En la provincia de Valencia las viviendas ya adjudicadas ascienden a 720. Y, en concreto, el 'Cap i Casal' las promociones ya adjudicadas se concentran en el entorno de la Zona de Actividades Logísticas (ZAL), donde Albaluz levantará 77 unifamiliares en tres parcelas. También figuran desarrollos en Sagunto, en donde Grupo Ática junto a Atitlan desarrollarán 71 viviendas en un suelo en Sagunt, ya que otro suelo quedó desierto. Por otro lado, la constructora valenciana Edicover promoverá 42 en Gandia.
Hace menos de un mes, la alcaldesa de València, Maria José Catalá, y el presidente de la Generalitat, Juanfran Pérez Llorca anunciaron la construcción de 1.200 nuevas viviendas de protección pública en la pedanía de La Torre, de las que casi mil se destinarán a la venta y el resto a alquiler asequible, junto a cerca de 7.000 metros cuadrados de equipamientos públicos.
Estas construcciones serán impulsadas por la Generalitat y el Ayuntamiento de València a través del Plan Especial Urbanístico de Reconstrucción (PEUR) de La Torre, una figura extraordinaria regulada para acelerar las obras de reconstrucción tras la catástrofe y facilitar la disponibilidad de suelo, que también pretende construir entornos más adaptados.

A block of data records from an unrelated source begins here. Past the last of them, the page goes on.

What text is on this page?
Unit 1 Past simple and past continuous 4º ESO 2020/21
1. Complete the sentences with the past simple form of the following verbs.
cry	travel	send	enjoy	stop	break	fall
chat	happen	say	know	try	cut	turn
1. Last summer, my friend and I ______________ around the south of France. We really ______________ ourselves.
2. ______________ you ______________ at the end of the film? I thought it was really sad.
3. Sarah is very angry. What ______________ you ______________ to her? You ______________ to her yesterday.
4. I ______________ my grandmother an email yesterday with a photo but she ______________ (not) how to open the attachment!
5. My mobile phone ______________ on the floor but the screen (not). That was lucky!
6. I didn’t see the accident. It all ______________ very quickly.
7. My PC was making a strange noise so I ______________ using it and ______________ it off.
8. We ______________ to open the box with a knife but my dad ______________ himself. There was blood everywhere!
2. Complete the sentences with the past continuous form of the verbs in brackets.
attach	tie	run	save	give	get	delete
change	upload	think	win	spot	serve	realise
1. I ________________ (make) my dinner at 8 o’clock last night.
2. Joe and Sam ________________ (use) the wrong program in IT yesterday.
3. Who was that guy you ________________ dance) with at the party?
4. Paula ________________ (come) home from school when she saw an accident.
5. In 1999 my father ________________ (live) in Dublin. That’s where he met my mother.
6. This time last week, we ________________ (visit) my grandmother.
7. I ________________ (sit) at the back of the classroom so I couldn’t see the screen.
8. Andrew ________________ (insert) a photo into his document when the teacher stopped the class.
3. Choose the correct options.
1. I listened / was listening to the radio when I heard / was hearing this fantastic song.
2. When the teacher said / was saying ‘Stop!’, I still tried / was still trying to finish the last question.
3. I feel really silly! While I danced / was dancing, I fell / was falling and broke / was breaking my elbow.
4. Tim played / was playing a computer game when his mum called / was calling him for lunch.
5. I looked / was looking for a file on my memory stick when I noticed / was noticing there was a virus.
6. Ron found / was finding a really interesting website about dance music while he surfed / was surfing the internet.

Castellón, por su parte, registraba en marzo de este año 120 viviendas ya adjudicadas, todas ellas en la capital provincial a la firma Clover Homes.
Paralelamente, la Generalitat ha activado las primeras viviendas del concurso de 1.090 unidades que se licitó y adjudicó hace dos años durante la época del Botànic a la UTE Urbania-Visoren. Un gran lío jurídico con la redacción del pliego ha retrasado el inicio de las obras y ha llevado a que la adjudicataria haya renunciado a la construcción de uno de sus tres lotes, con 389 VPO en Valencia. El actual equipo de la Conselleria ha tenido que desatascar el proyecto para que pudieran iniciarse los trabajos de las primeras unidades en Alicante. Por tanto, de este proyecto heredado se prevé que finalmente se levanten 701 VPO en la región.